0002 NHK短歌 『作歌のヒント』 
永田和宏 著
NHK出版 2015年2月20日 第1刷 発行
 昨日、一昨日とこの本を漢字のことで引用させていただきました。
 でも、それだけでは申し訳ない内容豊かな本です。
 短歌を作るための47のヒントが書かれています ・・・ その最後、47番目のヒントをご紹介いたします。
 ◇   □   ○  ※   ☆
 ヒント47
 作者だけの〈思い〉で歌を縛らない
  ・・・・・ 作者は、読者に一首を読むためのちょっとした手掛かりをあたえるだけでいい。作者から内容を逐一指定されるより、ちょっとした手掛かりだけを与えられて、あとは読者自身の器量で読み込んでくれというのがこれらのうたのスタンスだと私は考えます。
[例]
するだろう ぼくをすてたるものがたり マシュマロ 口にほおばりながら
                村木道彦 『天唇』
 最後まで説明しないと読者は分かってくれない、納得してくれない、とは考えない。きっかけさえ与えておけば100人いれば100人の読者がそれぞれに違った思い入れをもって、歌を引き取ってくれるだろう。そんな態度が村木道彦の歌に感じられないでしょうか。作者一人の小さな経験をおしつけるより、それは宙に浮かせたまま、100人の読者のそれぞれの経験を引き出すことができれば、そのほうが何倍も豊かな世界の構築が可能になる。
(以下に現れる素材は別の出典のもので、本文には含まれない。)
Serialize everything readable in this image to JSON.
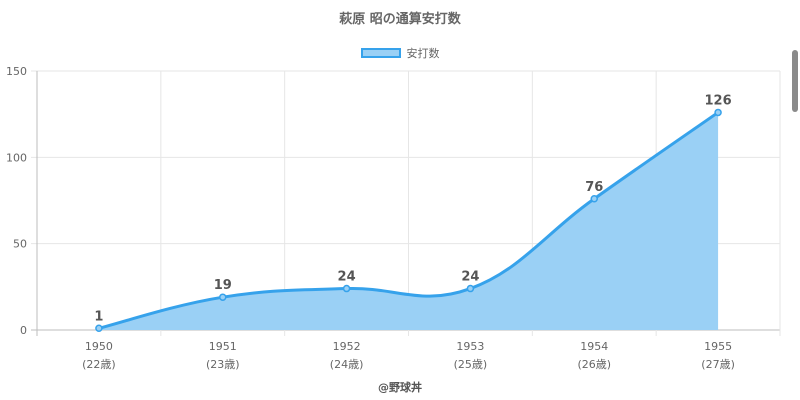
{
  "chart_data": {
    "type": "area",
    "title": "萩原 昭の通算安打数",
    "categories": [
      "1950",
      "1951",
      "1952",
      "1953",
      "1954",
      "1955"
    ],
    "category_sublabels": [
      "(22歳)",
      "(23歳)",
      "(24歳)",
      "(25歳)",
      "(26歳)",
      "(27歳)"
    ],
    "series": [
      {
        "name": "安打数",
        "values": [
          1,
          19,
          24,
          24,
          76,
          126
        ]
      }
    ],
    "data_labels": [
      "1",
      "19",
      "24",
      "24",
      "76",
      "126"
    ],
    "y_ticks": [
      "0",
      "50",
      "100",
      "150"
    ],
    "ylim": [
      0,
      150
    ],
    "grid": true,
    "legend_position": "top",
    "colors": {
      "line": "#36a2eb",
      "fill": "#9ad0f5"
    }
  },
  "footer": {
    "credit": "@野球丼"
  }
}
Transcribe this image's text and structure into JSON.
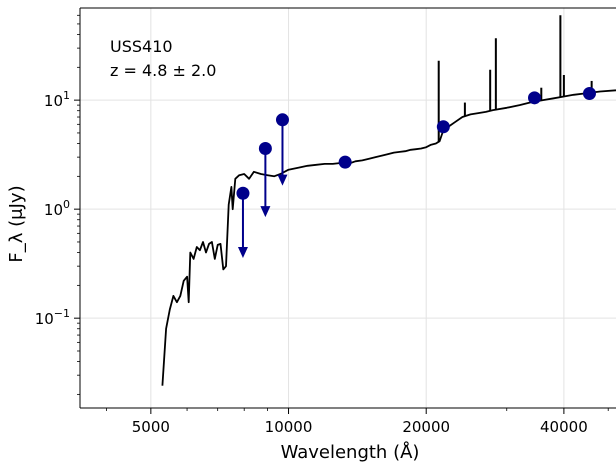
{
  "chart_data": {
    "type": "line",
    "annotations": [
      "USS410",
      "z = 4.8 ± 2.0"
    ],
    "xlabel": "Wavelength (Å)",
    "ylabel": "F_λ (μJy)",
    "x_scale": "log",
    "y_scale": "log",
    "xlim": [
      3500,
      52000
    ],
    "ylim": [
      0.015,
      70
    ],
    "grid": true,
    "x_ticks": [
      {
        "value": 5000,
        "label": "5000"
      },
      {
        "value": 10000,
        "label": "10000"
      },
      {
        "value": 20000,
        "label": "20000"
      },
      {
        "value": 40000,
        "label": "40000"
      }
    ],
    "y_ticks": [
      {
        "value": 0.1,
        "base": "10",
        "exp": "−1"
      },
      {
        "value": 1,
        "base": "10",
        "exp": "0"
      },
      {
        "value": 10,
        "base": "10",
        "exp": "1"
      }
    ],
    "colors": {
      "sed_line": "#000000",
      "photometry": "#00008b",
      "grid": "#e3e3e3"
    },
    "series": [
      {
        "type": "line",
        "points": [
          [
            5300,
            0.024
          ],
          [
            5400,
            0.08
          ],
          [
            5500,
            0.12
          ],
          [
            5600,
            0.16
          ],
          [
            5700,
            0.14
          ],
          [
            5800,
            0.16
          ],
          [
            5900,
            0.22
          ],
          [
            6000,
            0.24
          ],
          [
            6050,
            0.14
          ],
          [
            6100,
            0.4
          ],
          [
            6200,
            0.35
          ],
          [
            6300,
            0.45
          ],
          [
            6400,
            0.42
          ],
          [
            6500,
            0.5
          ],
          [
            6600,
            0.4
          ],
          [
            6700,
            0.48
          ],
          [
            6800,
            0.5
          ],
          [
            6900,
            0.35
          ],
          [
            7000,
            0.47
          ],
          [
            7100,
            0.48
          ],
          [
            7200,
            0.28
          ],
          [
            7300,
            0.3
          ],
          [
            7400,
            1.1
          ],
          [
            7500,
            1.6
          ],
          [
            7550,
            1.0
          ],
          [
            7650,
            1.9
          ],
          [
            7800,
            2.05
          ],
          [
            8000,
            2.1
          ],
          [
            8200,
            1.9
          ],
          [
            8400,
            2.2
          ],
          [
            8700,
            2.1
          ],
          [
            9000,
            2.05
          ],
          [
            9300,
            2.0
          ],
          [
            9600,
            2.1
          ],
          [
            10000,
            2.3
          ],
          [
            10500,
            2.4
          ],
          [
            11000,
            2.5
          ],
          [
            11500,
            2.55
          ],
          [
            12000,
            2.6
          ],
          [
            12500,
            2.6
          ],
          [
            13000,
            2.65
          ],
          [
            13500,
            2.6
          ],
          [
            14000,
            2.75
          ],
          [
            14500,
            2.8
          ],
          [
            15000,
            2.9
          ],
          [
            15500,
            3.0
          ],
          [
            16000,
            3.1
          ],
          [
            16500,
            3.2
          ],
          [
            17000,
            3.3
          ],
          [
            17500,
            3.35
          ],
          [
            18000,
            3.4
          ],
          [
            18500,
            3.5
          ],
          [
            19000,
            3.55
          ],
          [
            19500,
            3.6
          ],
          [
            20000,
            3.7
          ],
          [
            20500,
            3.9
          ],
          [
            21000,
            4.0
          ],
          [
            21400,
            4.2
          ],
          [
            21700,
            5.0
          ],
          [
            22000,
            5.4
          ],
          [
            22500,
            5.8
          ],
          [
            23000,
            6.2
          ],
          [
            24000,
            7.0
          ],
          [
            25000,
            7.4
          ],
          [
            26000,
            7.6
          ],
          [
            27000,
            7.8
          ],
          [
            28000,
            8.1
          ],
          [
            30000,
            8.5
          ],
          [
            32000,
            9.0
          ],
          [
            34000,
            9.6
          ],
          [
            36000,
            10.0
          ],
          [
            38000,
            10.4
          ],
          [
            40000,
            10.8
          ],
          [
            42000,
            11.2
          ],
          [
            45000,
            11.6
          ],
          [
            48000,
            12.0
          ],
          [
            52000,
            12.3
          ]
        ],
        "spikes": [
          {
            "x": 21300,
            "y": 23
          },
          {
            "x": 24300,
            "y": 9.5
          },
          {
            "x": 27600,
            "y": 19
          },
          {
            "x": 28400,
            "y": 37
          },
          {
            "x": 35700,
            "y": 13
          },
          {
            "x": 39300,
            "y": 60
          },
          {
            "x": 40000,
            "y": 17
          },
          {
            "x": 46000,
            "y": 15
          }
        ]
      },
      {
        "type": "scatter",
        "points": [
          [
            13300,
            2.7
          ],
          [
            21800,
            5.7
          ],
          [
            34500,
            10.5
          ],
          [
            45500,
            11.5
          ]
        ]
      },
      {
        "type": "upper_limits",
        "points": [
          [
            7950,
            1.4,
            0.38
          ],
          [
            8900,
            3.6,
            0.9
          ],
          [
            9700,
            6.6,
            1.75
          ]
        ]
      }
    ]
  }
}
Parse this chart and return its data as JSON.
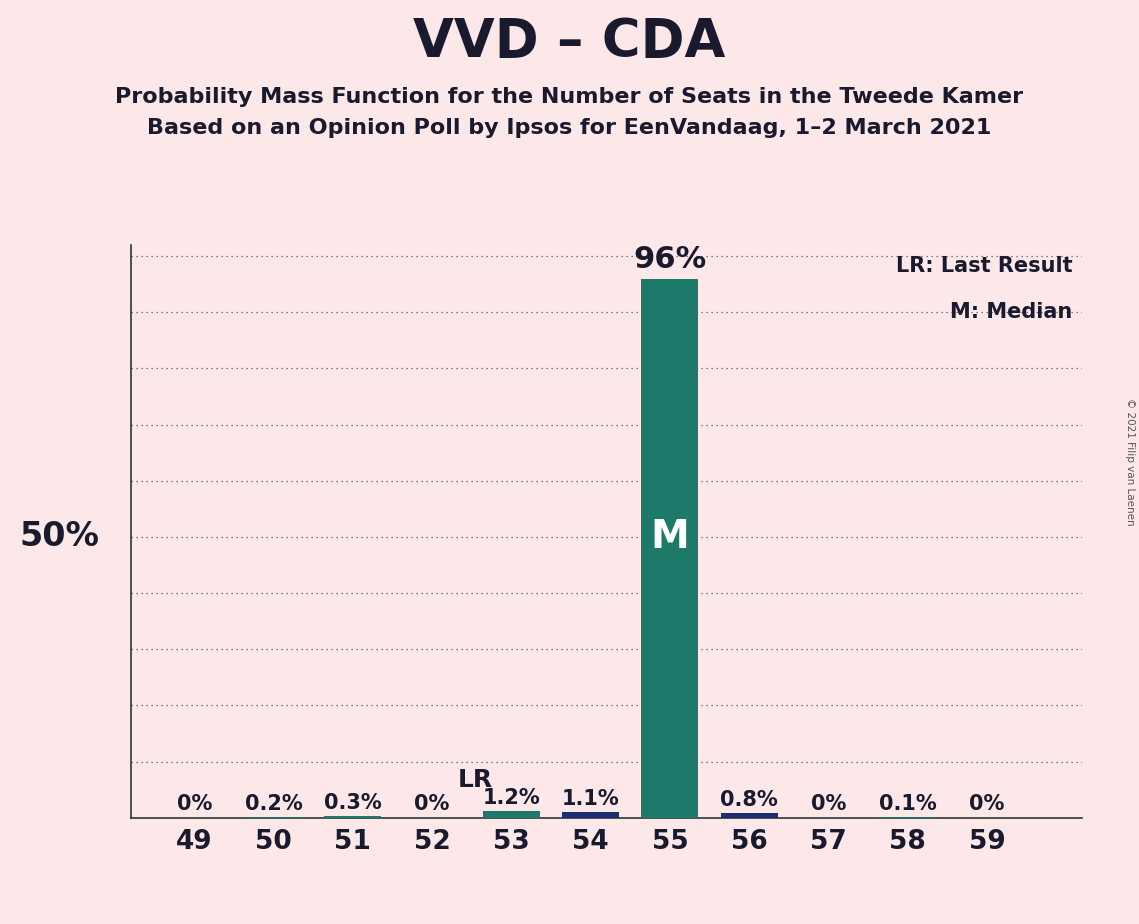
{
  "title": "VVD – CDA",
  "subtitle1": "Probability Mass Function for the Number of Seats in the Tweede Kamer",
  "subtitle2": "Based on an Opinion Poll by Ipsos for EenVandaag, 1–2 March 2021",
  "copyright": "© 2021 Filip van Laenen",
  "seats": [
    49,
    50,
    51,
    52,
    53,
    54,
    55,
    56,
    57,
    58,
    59
  ],
  "values": [
    0.0,
    0.2,
    0.3,
    0.0,
    1.2,
    1.1,
    96.0,
    0.8,
    0.0,
    0.1,
    0.0
  ],
  "bar_colors": [
    "#1d7a6b",
    "#1d7a6b",
    "#1d7a6b",
    "#1d7a6b",
    "#1d7a6b",
    "#1e2d6e",
    "#1d7a6b",
    "#1e2d6e",
    "#1d7a6b",
    "#1d7a6b",
    "#1d7a6b"
  ],
  "median_seat": 55,
  "lr_seat": 52,
  "background_color": "#fce8e8",
  "ylabel_50": "50%",
  "legend_lr": "LR: Last Result",
  "legend_m": "M: Median",
  "ylim": [
    0,
    102
  ],
  "grid_lines": [
    10,
    20,
    30,
    40,
    50,
    60,
    70,
    80,
    90,
    100
  ],
  "title_fontsize": 38,
  "subtitle_fontsize": 16,
  "bar_width": 0.72,
  "value_label_fontsize": 15,
  "tick_label_fontsize": 19
}
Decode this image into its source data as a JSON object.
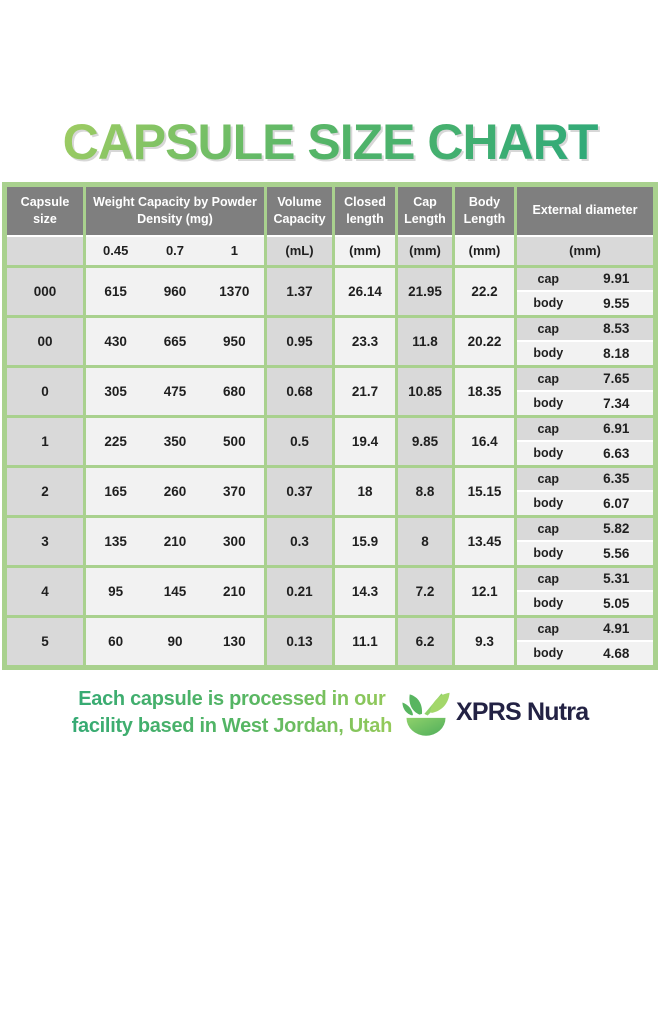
{
  "title": "CAPSULE SIZE CHART",
  "table": {
    "headers": {
      "capsule_size": "Capsule size",
      "weight_capacity": "Weight Capacity by Powder Density (mg)",
      "volume_capacity": "Volume Capacity",
      "closed_length": "Closed length",
      "cap_length": "Cap Length",
      "body_length": "Body Length",
      "external_diameter": "External diameter"
    },
    "units": {
      "densities": [
        "0.45",
        "0.7",
        "1"
      ],
      "volume": "(mL)",
      "closed": "(mm)",
      "cap": "(mm)",
      "body": "(mm)",
      "external": "(mm)"
    },
    "external_labels": {
      "cap": "cap",
      "body": "body"
    },
    "rows": [
      {
        "size": "000",
        "weights": [
          "615",
          "960",
          "1370"
        ],
        "volume": "1.37",
        "closed": "26.14",
        "cap_length": "21.95",
        "body_length": "22.2",
        "cap_diameter": "9.91",
        "body_diameter": "9.55"
      },
      {
        "size": "00",
        "weights": [
          "430",
          "665",
          "950"
        ],
        "volume": "0.95",
        "closed": "23.3",
        "cap_length": "11.8",
        "body_length": "20.22",
        "cap_diameter": "8.53",
        "body_diameter": "8.18"
      },
      {
        "size": "0",
        "weights": [
          "305",
          "475",
          "680"
        ],
        "volume": "0.68",
        "closed": "21.7",
        "cap_length": "10.85",
        "body_length": "18.35",
        "cap_diameter": "7.65",
        "body_diameter": "7.34"
      },
      {
        "size": "1",
        "weights": [
          "225",
          "350",
          "500"
        ],
        "volume": "0.5",
        "closed": "19.4",
        "cap_length": "9.85",
        "body_length": "16.4",
        "cap_diameter": "6.91",
        "body_diameter": "6.63"
      },
      {
        "size": "2",
        "weights": [
          "165",
          "260",
          "370"
        ],
        "volume": "0.37",
        "closed": "18",
        "cap_length": "8.8",
        "body_length": "15.15",
        "cap_diameter": "6.35",
        "body_diameter": "6.07"
      },
      {
        "size": "3",
        "weights": [
          "135",
          "210",
          "300"
        ],
        "volume": "0.3",
        "closed": "15.9",
        "cap_length": "8",
        "body_length": "13.45",
        "cap_diameter": "5.82",
        "body_diameter": "5.56"
      },
      {
        "size": "4",
        "weights": [
          "95",
          "145",
          "210"
        ],
        "volume": "0.21",
        "closed": "14.3",
        "cap_length": "7.2",
        "body_length": "12.1",
        "cap_diameter": "5.31",
        "body_diameter": "5.05"
      },
      {
        "size": "5",
        "weights": [
          "60",
          "90",
          "130"
        ],
        "volume": "0.13",
        "closed": "11.1",
        "cap_length": "6.2",
        "body_length": "9.3",
        "cap_diameter": "4.91",
        "body_diameter": "4.68"
      }
    ]
  },
  "footer": {
    "line1": "Each capsule is processed in our",
    "line2": "facility based in West Jordan, Utah",
    "brand": "XPRS Nutra"
  },
  "colors": {
    "border_green": "#a9d18e",
    "header_gray": "#7f7f7f",
    "cell_gray": "#d9d9d9",
    "cell_light": "#f2f2f2",
    "title_green_light": "#a8cf62",
    "title_green_dark": "#2aa87c",
    "footer_green_left": "#35aa74",
    "footer_green_right": "#95ca5a",
    "brand_navy": "#232244"
  },
  "chart_data": {
    "type": "table",
    "title": "CAPSULE SIZE CHART",
    "columns": [
      "Capsule size",
      "Weight capacity at 0.45 powder density (mg)",
      "Weight capacity at 0.7 powder density (mg)",
      "Weight capacity at 1 powder density (mg)",
      "Volume capacity (mL)",
      "Closed length (mm)",
      "Cap length (mm)",
      "Body length (mm)",
      "External diameter cap (mm)",
      "External diameter body (mm)"
    ],
    "rows": [
      [
        "000",
        615,
        960,
        1370,
        1.37,
        26.14,
        21.95,
        22.2,
        9.91,
        9.55
      ],
      [
        "00",
        430,
        665,
        950,
        0.95,
        23.3,
        11.8,
        20.22,
        8.53,
        8.18
      ],
      [
        "0",
        305,
        475,
        680,
        0.68,
        21.7,
        10.85,
        18.35,
        7.65,
        7.34
      ],
      [
        "1",
        225,
        350,
        500,
        0.5,
        19.4,
        9.85,
        16.4,
        6.91,
        6.63
      ],
      [
        "2",
        165,
        260,
        370,
        0.37,
        18,
        8.8,
        15.15,
        6.35,
        6.07
      ],
      [
        "3",
        135,
        210,
        300,
        0.3,
        15.9,
        8,
        13.45,
        5.82,
        5.56
      ],
      [
        "4",
        95,
        145,
        210,
        0.21,
        14.3,
        7.2,
        12.1,
        5.31,
        5.05
      ],
      [
        "5",
        60,
        90,
        130,
        0.13,
        11.1,
        6.2,
        9.3,
        4.91,
        4.68
      ]
    ]
  }
}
 ・・・ 歌を作者だけの思いのなかに縛ってしまわずに、読者に開放してやること。短歌という詩型における作歌という行為の本質はそこにあるのではないかと、私は思っています。
           ◇   □   ○  ※   ☆
  これは、短歌について書かれているのです。でも、いろいろなことに通ずることではないでしょうか。
 たとえば、交通安全の標語で、印象に残っている言葉があります。
 ヒヤッとした あの瞬間を 忘れるな
 永田和宏さんの上記の文章の格調とはずいぶん開きがあると思いますけれど、文の内容と通うところがあるのではないでしょうか。
 今日も、よい日となりますように。